The paper fetched a coupon rate of seven percent as the auction committee awarded P8.210 billion worth of the paper out of total tenders of P14.197 billion.
Had the committee settled for a full P8.5 billion award, the paper would have fetched a coupon rate of 7.125 percent which Deputy National Treasurer Eduardo Mendiola said was “unreasonable.”
“We can’t accept higher than seven percent because the rate in the secondary market is seven percent,” Mendiola told reporters after the auction.
He said the auction committee was “surprised” with the behavior of the market. “Maybe they are not so interested in the seven-year tenor,” Mendiola said.
Yesterday’s auction marked the Treasury’s last auction for the first quarter of the year.
While the final figures are not yet available, Mendiola said the committee has completed its financing requirements for the first quarter of the year through the auction of Treasury bills (T-bills) and bonds and over-the-counter sale.

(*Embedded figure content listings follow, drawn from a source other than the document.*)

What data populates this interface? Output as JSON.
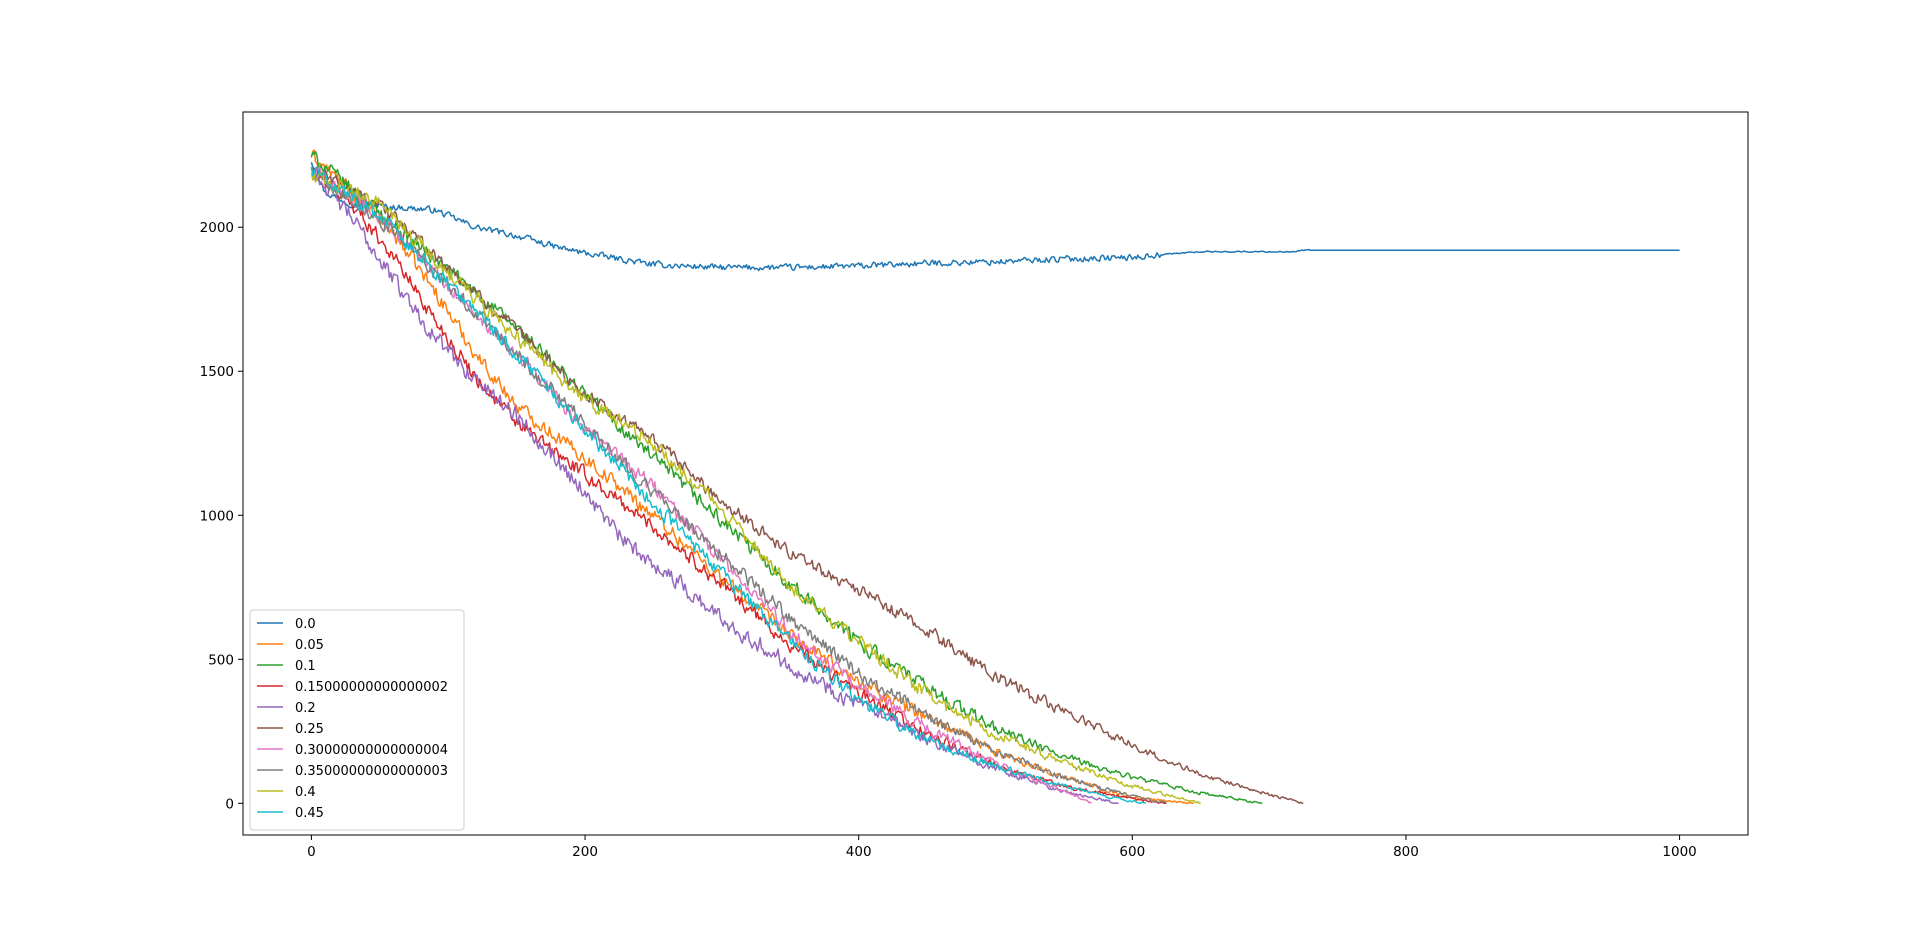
{
  "chart_data": {
    "type": "line",
    "title": "",
    "xlabel": "",
    "ylabel": "",
    "xlim": [
      -50,
      1050
    ],
    "ylim": [
      -110,
      2400
    ],
    "xticks": [
      0,
      200,
      400,
      600,
      800,
      1000
    ],
    "yticks": [
      0,
      500,
      1000,
      1500,
      2000
    ],
    "grid": false,
    "legend_position": "lower-left",
    "series": [
      {
        "name": "0.0",
        "color": "#1f77b4",
        "noise": 15,
        "points": [
          [
            0,
            2230
          ],
          [
            10,
            2120
          ],
          [
            30,
            2080
          ],
          [
            60,
            2070
          ],
          [
            90,
            2060
          ],
          [
            120,
            2000
          ],
          [
            150,
            1970
          ],
          [
            180,
            1930
          ],
          [
            200,
            1910
          ],
          [
            250,
            1870
          ],
          [
            300,
            1860
          ],
          [
            350,
            1860
          ],
          [
            400,
            1865
          ],
          [
            450,
            1875
          ],
          [
            500,
            1880
          ],
          [
            550,
            1890
          ],
          [
            600,
            1895
          ],
          [
            620,
            1905
          ],
          [
            650,
            1915
          ],
          [
            720,
            1915
          ],
          [
            725,
            1920
          ],
          [
            1000,
            1920
          ]
        ]
      },
      {
        "name": "0.05",
        "color": "#ff7f0e",
        "noise": 35,
        "points": [
          [
            0,
            2250
          ],
          [
            30,
            2120
          ],
          [
            60,
            1980
          ],
          [
            90,
            1780
          ],
          [
            120,
            1560
          ],
          [
            150,
            1380
          ],
          [
            200,
            1200
          ],
          [
            250,
            1000
          ],
          [
            300,
            780
          ],
          [
            350,
            580
          ],
          [
            400,
            420
          ],
          [
            450,
            300
          ],
          [
            500,
            180
          ],
          [
            550,
            90
          ],
          [
            600,
            20
          ],
          [
            645,
            0
          ]
        ]
      },
      {
        "name": "0.1",
        "color": "#2ca02c",
        "noise": 35,
        "points": [
          [
            0,
            2250
          ],
          [
            50,
            2050
          ],
          [
            100,
            1850
          ],
          [
            150,
            1650
          ],
          [
            200,
            1420
          ],
          [
            250,
            1200
          ],
          [
            300,
            980
          ],
          [
            350,
            760
          ],
          [
            400,
            560
          ],
          [
            450,
            400
          ],
          [
            500,
            260
          ],
          [
            550,
            160
          ],
          [
            600,
            90
          ],
          [
            650,
            35
          ],
          [
            695,
            0
          ]
        ]
      },
      {
        "name": "0.15000000000000002",
        "color": "#d62728",
        "noise": 35,
        "points": [
          [
            0,
            2200
          ],
          [
            30,
            2080
          ],
          [
            60,
            1900
          ],
          [
            90,
            1680
          ],
          [
            120,
            1480
          ],
          [
            150,
            1320
          ],
          [
            200,
            1140
          ],
          [
            250,
            960
          ],
          [
            300,
            760
          ],
          [
            350,
            550
          ],
          [
            400,
            380
          ],
          [
            450,
            240
          ],
          [
            500,
            130
          ],
          [
            550,
            60
          ],
          [
            600,
            15
          ],
          [
            625,
            0
          ]
        ]
      },
      {
        "name": "0.2",
        "color": "#9467bd",
        "noise": 40,
        "points": [
          [
            0,
            2200
          ],
          [
            30,
            2030
          ],
          [
            60,
            1820
          ],
          [
            90,
            1620
          ],
          [
            120,
            1470
          ],
          [
            150,
            1350
          ],
          [
            200,
            1080
          ],
          [
            230,
            900
          ],
          [
            260,
            800
          ],
          [
            300,
            640
          ],
          [
            350,
            480
          ],
          [
            400,
            340
          ],
          [
            450,
            220
          ],
          [
            500,
            120
          ],
          [
            550,
            40
          ],
          [
            590,
            0
          ]
        ]
      },
      {
        "name": "0.25",
        "color": "#8c564b",
        "noise": 30,
        "points": [
          [
            0,
            2200
          ],
          [
            50,
            2080
          ],
          [
            100,
            1860
          ],
          [
            150,
            1640
          ],
          [
            200,
            1420
          ],
          [
            250,
            1260
          ],
          [
            300,
            1050
          ],
          [
            350,
            870
          ],
          [
            400,
            740
          ],
          [
            450,
            600
          ],
          [
            500,
            440
          ],
          [
            550,
            320
          ],
          [
            600,
            200
          ],
          [
            650,
            100
          ],
          [
            700,
            30
          ],
          [
            725,
            0
          ]
        ]
      },
      {
        "name": "0.30000000000000004",
        "color": "#e377c2",
        "noise": 35,
        "points": [
          [
            0,
            2200
          ],
          [
            50,
            2030
          ],
          [
            100,
            1800
          ],
          [
            150,
            1560
          ],
          [
            200,
            1300
          ],
          [
            250,
            1100
          ],
          [
            300,
            840
          ],
          [
            350,
            600
          ],
          [
            400,
            400
          ],
          [
            450,
            260
          ],
          [
            500,
            140
          ],
          [
            540,
            60
          ],
          [
            570,
            0
          ]
        ]
      },
      {
        "name": "0.35000000000000003",
        "color": "#7f7f7f",
        "noise": 35,
        "points": [
          [
            0,
            2200
          ],
          [
            50,
            2030
          ],
          [
            100,
            1800
          ],
          [
            150,
            1560
          ],
          [
            200,
            1320
          ],
          [
            250,
            1080
          ],
          [
            300,
            860
          ],
          [
            350,
            640
          ],
          [
            400,
            450
          ],
          [
            450,
            300
          ],
          [
            500,
            180
          ],
          [
            550,
            90
          ],
          [
            600,
            25
          ],
          [
            625,
            0
          ]
        ]
      },
      {
        "name": "0.4",
        "color": "#bcbd22",
        "noise": 35,
        "points": [
          [
            0,
            2180
          ],
          [
            50,
            2080
          ],
          [
            100,
            1840
          ],
          [
            150,
            1620
          ],
          [
            200,
            1400
          ],
          [
            250,
            1250
          ],
          [
            300,
            1020
          ],
          [
            350,
            760
          ],
          [
            400,
            560
          ],
          [
            450,
            380
          ],
          [
            500,
            240
          ],
          [
            550,
            140
          ],
          [
            600,
            60
          ],
          [
            650,
            0
          ]
        ]
      },
      {
        "name": "0.45",
        "color": "#17becf",
        "noise": 35,
        "points": [
          [
            0,
            2200
          ],
          [
            50,
            2040
          ],
          [
            100,
            1800
          ],
          [
            150,
            1560
          ],
          [
            200,
            1300
          ],
          [
            250,
            1040
          ],
          [
            300,
            800
          ],
          [
            350,
            560
          ],
          [
            400,
            360
          ],
          [
            450,
            220
          ],
          [
            500,
            130
          ],
          [
            550,
            60
          ],
          [
            590,
            15
          ],
          [
            610,
            0
          ]
        ]
      }
    ]
  }
}
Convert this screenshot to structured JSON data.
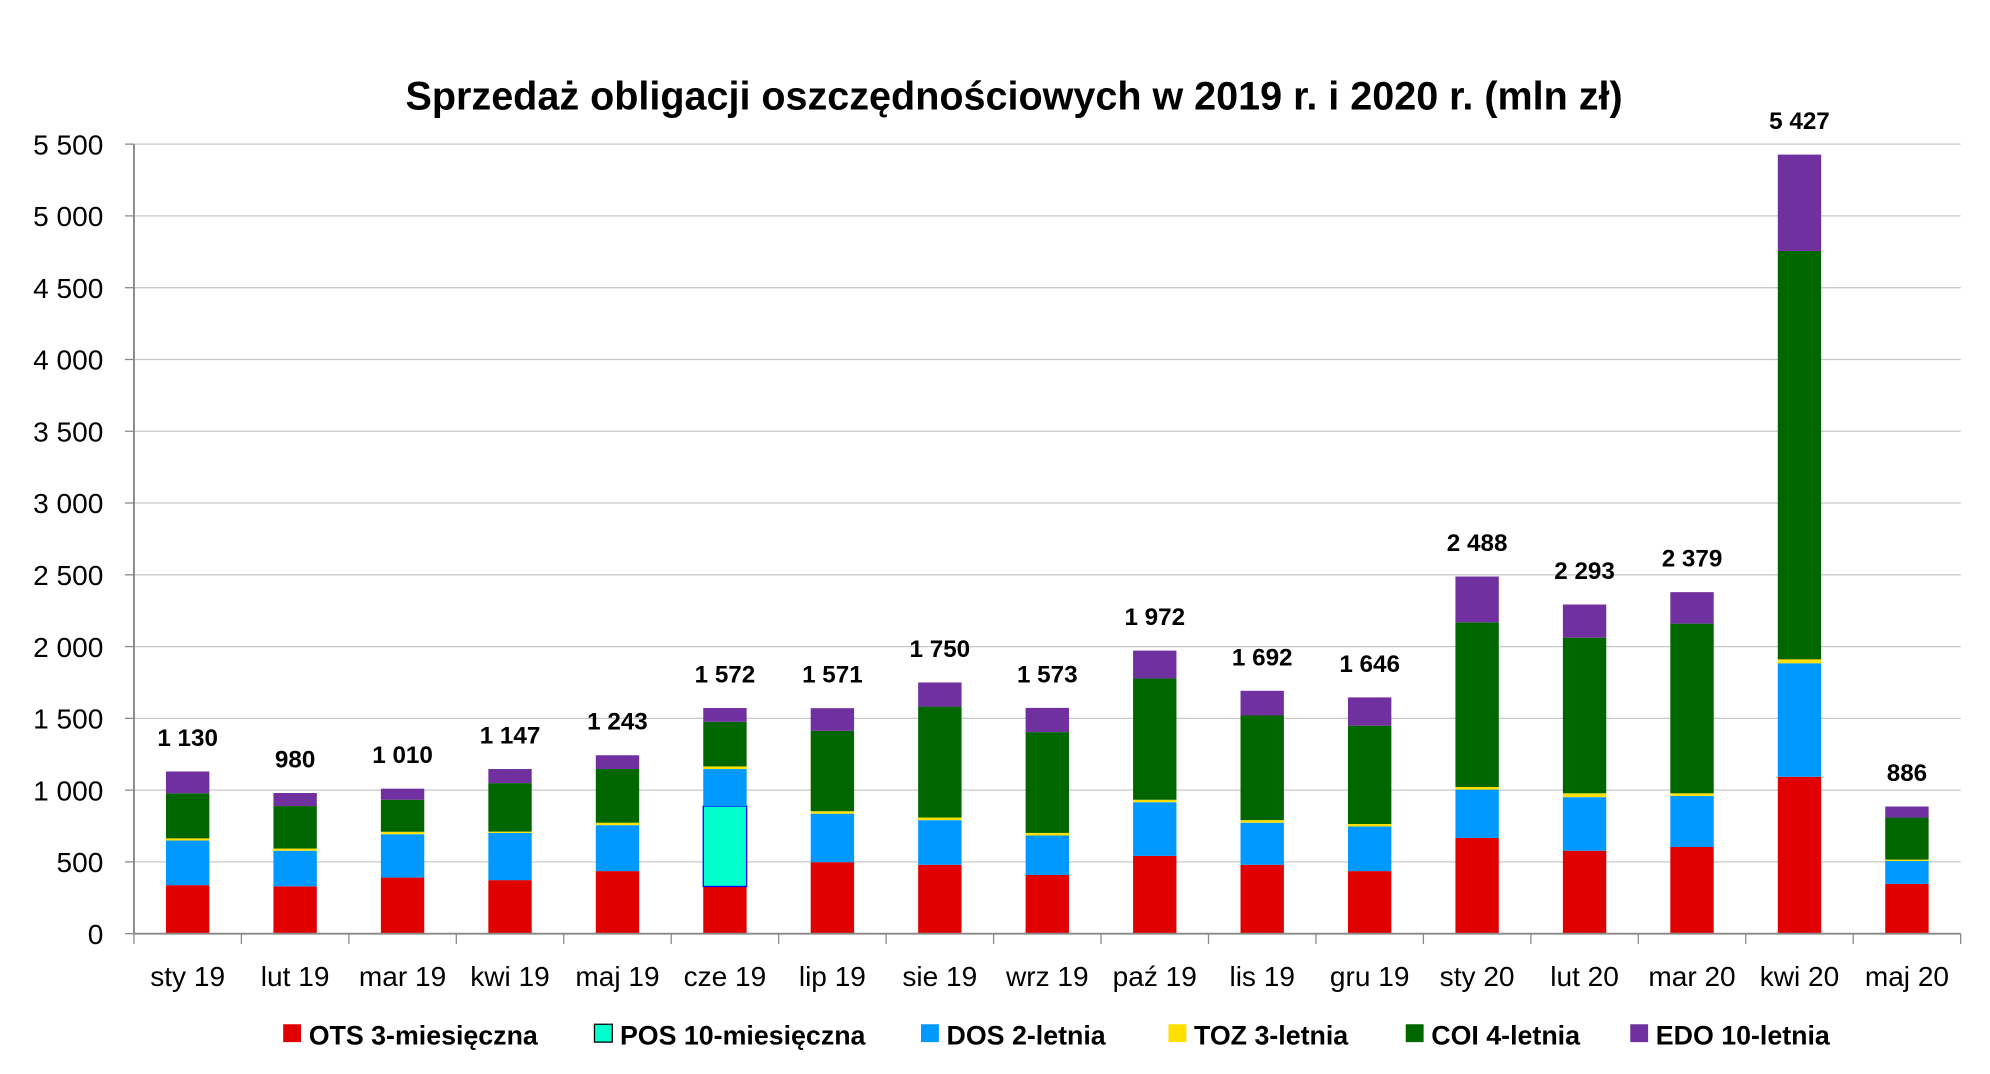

In the first three months of the year, the government had programmed to issue P110.5 billion worth of T-bills and bonds.
Mendiola said that while the Treasury rejected some bids during the quarter, it also sold debt papers through its over-the-counter facility, offsetting some of the rejections.
For the second quarter, the government has a borrowing program of P107 billion, lower than the first quarter program.
Officials said this is to make room for the planned retail treasury bonds for overseas Filipino workers (OFWs).
Mendiola said the RTB sale would likely happen in the last week of April or after the scheduled financial literacy briefings for OFWs in the second and third week of next month.
The briefings will be held in some parts of Europe such as Italy and Spain, in the US, Middle East and Asia including Hong Kong.
The government is eyeing to sell $500 million to $1 billion in bonds, 20 percent of which would be for retail investors and 80 percent for institutional lenders.
To be considered retail, the amount can be anywhere from $100 to $100,000.
Overseas Filipinos who would be investing in the paper are exempt from paying the 20-percent tax on interest income, Mendiola said.